While the flop is the time in an Omaha High Low hand that you will get the most information, the turn is important when it comes to the amount of money you will win or lose because the betting limits double.
The same things you do on the flop when deciding whether to proceed apply here. You need to know whether your hand fits the board, if your hand will be the nuts if you make it, how much money you could possibly win, and who your opponents are.
Some examples will best illustrate how to play typical Omaha 8 hands on the turn. For these examples, we are going to say that your hand is A-2-3-4 with the ace suited in spades. You have five opponents. The first player has checked, the second player bet, the third player called, and it is your turn to act.
For the first example, the board is Q-J-6-6 with two spades. You should know what to do here – fold. Even though you have a draw to the nut flush, with the board pairing there is a good chance, even if you hit the flush, that you won't have the best hand. Folding here is what makes the difference between winning and losing players.
In the second example, the board is Q-J-6-5 with three spades. This board fits you very well. You have the nut flush and a low that cannot be counterfeited. There is a strong probability that you will scoop the entire pot.
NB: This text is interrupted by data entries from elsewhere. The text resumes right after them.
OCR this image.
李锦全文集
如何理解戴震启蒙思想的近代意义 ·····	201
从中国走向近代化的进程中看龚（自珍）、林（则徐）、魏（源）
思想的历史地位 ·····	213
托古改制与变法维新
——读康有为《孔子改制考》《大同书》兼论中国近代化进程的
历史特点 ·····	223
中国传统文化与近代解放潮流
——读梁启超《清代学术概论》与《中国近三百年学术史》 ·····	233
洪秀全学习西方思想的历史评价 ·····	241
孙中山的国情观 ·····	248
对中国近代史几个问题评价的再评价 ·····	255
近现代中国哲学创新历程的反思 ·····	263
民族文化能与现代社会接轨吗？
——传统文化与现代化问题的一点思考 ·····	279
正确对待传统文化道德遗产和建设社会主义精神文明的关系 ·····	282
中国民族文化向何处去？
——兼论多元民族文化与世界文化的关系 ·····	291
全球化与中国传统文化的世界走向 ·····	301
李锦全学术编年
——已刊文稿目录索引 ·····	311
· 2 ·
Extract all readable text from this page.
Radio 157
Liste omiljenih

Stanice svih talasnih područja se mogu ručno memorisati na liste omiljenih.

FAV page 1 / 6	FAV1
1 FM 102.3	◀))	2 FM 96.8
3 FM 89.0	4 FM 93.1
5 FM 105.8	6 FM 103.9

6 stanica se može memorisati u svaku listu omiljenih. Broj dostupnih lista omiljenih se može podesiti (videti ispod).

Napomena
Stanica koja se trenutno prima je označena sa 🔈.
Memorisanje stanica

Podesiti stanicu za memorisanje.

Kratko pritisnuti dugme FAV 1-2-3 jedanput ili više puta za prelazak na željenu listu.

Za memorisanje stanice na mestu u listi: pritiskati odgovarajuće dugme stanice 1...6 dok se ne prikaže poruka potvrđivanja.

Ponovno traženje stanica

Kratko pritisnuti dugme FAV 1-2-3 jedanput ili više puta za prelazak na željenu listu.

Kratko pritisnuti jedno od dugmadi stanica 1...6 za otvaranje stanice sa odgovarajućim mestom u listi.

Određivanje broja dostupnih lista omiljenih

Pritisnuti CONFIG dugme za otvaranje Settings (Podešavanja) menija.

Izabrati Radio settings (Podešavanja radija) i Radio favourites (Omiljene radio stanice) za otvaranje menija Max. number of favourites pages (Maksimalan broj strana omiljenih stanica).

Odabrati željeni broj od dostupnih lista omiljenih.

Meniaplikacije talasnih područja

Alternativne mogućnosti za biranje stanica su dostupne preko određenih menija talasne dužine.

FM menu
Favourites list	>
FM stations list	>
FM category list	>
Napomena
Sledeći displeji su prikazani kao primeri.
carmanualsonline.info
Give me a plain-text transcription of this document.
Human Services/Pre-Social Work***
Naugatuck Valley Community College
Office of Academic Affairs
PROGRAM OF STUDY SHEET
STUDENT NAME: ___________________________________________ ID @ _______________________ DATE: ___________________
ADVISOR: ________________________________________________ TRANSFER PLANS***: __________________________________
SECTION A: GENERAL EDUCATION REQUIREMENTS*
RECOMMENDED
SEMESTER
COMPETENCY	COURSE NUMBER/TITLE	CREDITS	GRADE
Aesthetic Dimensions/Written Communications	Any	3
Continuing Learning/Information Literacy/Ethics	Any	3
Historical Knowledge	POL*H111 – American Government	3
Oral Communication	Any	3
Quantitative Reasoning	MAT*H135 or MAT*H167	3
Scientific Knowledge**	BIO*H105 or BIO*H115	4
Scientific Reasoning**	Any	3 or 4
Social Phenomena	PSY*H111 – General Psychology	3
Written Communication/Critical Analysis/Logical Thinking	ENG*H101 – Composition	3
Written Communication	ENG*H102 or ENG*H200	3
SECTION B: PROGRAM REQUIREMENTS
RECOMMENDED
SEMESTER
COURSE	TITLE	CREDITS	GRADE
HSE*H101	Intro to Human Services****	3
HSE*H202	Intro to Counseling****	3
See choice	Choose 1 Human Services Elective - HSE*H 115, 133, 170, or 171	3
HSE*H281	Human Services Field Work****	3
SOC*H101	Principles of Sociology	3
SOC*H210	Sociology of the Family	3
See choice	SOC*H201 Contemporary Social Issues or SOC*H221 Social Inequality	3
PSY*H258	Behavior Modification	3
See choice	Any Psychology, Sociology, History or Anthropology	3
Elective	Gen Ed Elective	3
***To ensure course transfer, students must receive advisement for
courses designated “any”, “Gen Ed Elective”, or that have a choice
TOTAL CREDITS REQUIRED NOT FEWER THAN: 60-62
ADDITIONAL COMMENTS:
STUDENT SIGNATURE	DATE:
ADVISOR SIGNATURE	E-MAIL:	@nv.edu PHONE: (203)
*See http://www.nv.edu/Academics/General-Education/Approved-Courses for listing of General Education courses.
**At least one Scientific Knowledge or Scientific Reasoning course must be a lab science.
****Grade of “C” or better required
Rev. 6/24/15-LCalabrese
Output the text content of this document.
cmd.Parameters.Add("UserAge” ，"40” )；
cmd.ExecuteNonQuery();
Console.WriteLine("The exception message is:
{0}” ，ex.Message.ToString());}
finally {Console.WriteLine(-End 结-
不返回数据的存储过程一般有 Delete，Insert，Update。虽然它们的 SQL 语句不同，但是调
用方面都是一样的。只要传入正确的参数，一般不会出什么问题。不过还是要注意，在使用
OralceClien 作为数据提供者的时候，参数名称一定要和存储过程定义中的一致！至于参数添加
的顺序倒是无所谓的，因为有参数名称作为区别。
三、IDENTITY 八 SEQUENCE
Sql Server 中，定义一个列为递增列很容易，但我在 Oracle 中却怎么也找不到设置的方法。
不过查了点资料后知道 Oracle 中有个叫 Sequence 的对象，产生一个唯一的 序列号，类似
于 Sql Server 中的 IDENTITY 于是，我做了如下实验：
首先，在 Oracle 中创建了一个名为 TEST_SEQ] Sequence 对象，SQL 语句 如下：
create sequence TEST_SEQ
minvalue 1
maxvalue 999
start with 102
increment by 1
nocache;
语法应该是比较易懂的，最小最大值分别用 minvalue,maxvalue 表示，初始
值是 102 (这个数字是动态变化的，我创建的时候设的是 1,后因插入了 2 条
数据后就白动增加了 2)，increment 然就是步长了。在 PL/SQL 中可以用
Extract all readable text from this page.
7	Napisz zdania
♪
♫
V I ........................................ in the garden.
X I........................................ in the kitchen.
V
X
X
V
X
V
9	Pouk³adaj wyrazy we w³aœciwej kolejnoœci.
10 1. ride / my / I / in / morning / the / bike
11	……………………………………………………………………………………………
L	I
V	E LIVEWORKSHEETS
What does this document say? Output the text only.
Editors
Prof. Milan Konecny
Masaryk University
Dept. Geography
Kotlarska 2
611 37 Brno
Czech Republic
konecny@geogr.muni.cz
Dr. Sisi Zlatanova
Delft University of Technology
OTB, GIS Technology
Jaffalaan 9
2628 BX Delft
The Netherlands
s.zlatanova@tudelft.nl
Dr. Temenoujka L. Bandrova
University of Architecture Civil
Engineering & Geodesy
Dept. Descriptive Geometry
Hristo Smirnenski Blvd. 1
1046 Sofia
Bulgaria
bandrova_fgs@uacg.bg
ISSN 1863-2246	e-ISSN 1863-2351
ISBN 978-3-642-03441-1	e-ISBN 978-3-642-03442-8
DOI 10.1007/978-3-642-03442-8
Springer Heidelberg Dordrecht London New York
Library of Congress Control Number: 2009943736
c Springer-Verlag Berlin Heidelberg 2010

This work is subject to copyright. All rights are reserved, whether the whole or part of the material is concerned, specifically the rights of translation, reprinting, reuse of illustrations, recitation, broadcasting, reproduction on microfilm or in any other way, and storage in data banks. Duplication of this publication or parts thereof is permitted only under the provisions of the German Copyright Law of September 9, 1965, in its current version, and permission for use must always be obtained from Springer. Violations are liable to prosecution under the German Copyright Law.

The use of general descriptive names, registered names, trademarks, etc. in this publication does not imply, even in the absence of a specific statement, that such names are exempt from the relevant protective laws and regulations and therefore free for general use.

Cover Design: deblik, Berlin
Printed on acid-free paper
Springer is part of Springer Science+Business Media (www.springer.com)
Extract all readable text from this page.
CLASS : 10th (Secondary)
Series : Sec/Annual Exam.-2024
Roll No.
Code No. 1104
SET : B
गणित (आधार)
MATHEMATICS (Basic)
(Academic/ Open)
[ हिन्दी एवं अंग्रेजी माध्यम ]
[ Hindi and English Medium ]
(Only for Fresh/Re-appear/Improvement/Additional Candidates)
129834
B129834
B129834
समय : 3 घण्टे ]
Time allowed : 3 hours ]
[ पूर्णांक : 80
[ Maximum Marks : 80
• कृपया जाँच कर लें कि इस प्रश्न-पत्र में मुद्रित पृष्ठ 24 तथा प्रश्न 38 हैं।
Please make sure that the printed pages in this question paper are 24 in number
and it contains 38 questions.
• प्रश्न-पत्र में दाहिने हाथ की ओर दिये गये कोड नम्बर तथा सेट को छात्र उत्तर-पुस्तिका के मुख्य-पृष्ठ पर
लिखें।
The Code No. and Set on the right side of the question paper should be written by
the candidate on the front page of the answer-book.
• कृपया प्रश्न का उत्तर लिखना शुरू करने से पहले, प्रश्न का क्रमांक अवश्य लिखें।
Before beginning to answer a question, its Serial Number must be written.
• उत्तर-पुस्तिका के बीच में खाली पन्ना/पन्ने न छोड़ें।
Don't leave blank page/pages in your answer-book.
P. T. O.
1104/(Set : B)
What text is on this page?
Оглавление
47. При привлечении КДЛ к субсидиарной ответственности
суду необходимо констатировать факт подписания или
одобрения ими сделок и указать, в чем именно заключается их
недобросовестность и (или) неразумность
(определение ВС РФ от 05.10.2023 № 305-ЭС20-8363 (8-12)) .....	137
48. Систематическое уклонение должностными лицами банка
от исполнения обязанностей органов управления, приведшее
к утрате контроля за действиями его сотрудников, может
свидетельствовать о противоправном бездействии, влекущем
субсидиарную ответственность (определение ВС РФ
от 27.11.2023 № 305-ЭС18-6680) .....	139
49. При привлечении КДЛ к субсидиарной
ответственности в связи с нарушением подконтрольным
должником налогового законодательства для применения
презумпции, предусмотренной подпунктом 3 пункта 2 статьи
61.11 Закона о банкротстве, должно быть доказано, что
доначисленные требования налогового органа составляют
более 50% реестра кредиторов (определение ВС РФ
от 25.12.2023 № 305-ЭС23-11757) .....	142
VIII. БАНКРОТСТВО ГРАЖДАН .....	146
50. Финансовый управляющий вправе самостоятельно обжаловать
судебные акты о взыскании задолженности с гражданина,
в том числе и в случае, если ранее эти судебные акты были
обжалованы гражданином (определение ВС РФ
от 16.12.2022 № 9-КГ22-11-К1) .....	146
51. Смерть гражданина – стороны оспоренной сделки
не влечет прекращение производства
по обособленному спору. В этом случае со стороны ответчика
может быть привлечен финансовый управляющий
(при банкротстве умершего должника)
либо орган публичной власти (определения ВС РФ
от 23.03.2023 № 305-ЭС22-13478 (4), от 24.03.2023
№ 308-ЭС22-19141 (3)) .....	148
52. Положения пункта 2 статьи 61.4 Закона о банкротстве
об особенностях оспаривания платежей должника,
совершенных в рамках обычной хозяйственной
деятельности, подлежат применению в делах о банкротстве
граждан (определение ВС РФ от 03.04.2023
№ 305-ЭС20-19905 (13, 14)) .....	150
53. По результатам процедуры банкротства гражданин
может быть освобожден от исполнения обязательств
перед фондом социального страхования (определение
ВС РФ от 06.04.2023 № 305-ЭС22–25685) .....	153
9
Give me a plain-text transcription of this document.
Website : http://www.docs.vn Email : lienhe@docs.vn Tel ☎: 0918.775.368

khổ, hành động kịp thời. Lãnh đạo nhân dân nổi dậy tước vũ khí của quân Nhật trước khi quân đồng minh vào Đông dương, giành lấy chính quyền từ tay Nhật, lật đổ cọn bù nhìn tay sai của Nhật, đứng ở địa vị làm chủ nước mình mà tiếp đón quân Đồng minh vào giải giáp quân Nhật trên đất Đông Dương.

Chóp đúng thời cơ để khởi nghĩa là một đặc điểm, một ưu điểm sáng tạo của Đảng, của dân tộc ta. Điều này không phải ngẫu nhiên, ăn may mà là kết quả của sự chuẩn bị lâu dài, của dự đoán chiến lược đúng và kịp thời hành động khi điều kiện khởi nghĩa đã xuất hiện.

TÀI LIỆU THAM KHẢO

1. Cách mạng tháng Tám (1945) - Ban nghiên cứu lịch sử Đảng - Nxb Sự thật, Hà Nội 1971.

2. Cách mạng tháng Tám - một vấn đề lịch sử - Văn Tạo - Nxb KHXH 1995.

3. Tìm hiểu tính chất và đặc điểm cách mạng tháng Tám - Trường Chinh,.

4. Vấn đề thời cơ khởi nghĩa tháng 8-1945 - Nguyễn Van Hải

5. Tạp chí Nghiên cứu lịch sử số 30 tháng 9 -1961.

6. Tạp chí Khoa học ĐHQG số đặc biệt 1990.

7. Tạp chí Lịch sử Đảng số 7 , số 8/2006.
The only way you won't is if the board pairs on the river, in which case you could lose the whole pot. You need to be aware of this possibility and not get too married to your nut flush if the board does pair on the river, but this doesn't mean you should be playing this hand passively. It's certainly the best possible hand at the moment and should be bet and raised liberally.
In the third example, the board is Q-8-5-7 rainbow. You have the nut low, but almost no chance at winning the high. It's possible you could get quartered for the low if someone has A-2, which is a strong possibility, but you have the added benefit of having counterfeit protection. That being said, however, it's probably better to just call here rather than bet or raise.
In the fourth and last example, the board is Q-6-3-9. All you have is the nut low draw. You need to figure out your pot odds and see if it is worth calling any bets to see the river. If the pot is small, the answer is probably no. If the pot is large, then the reverse is true.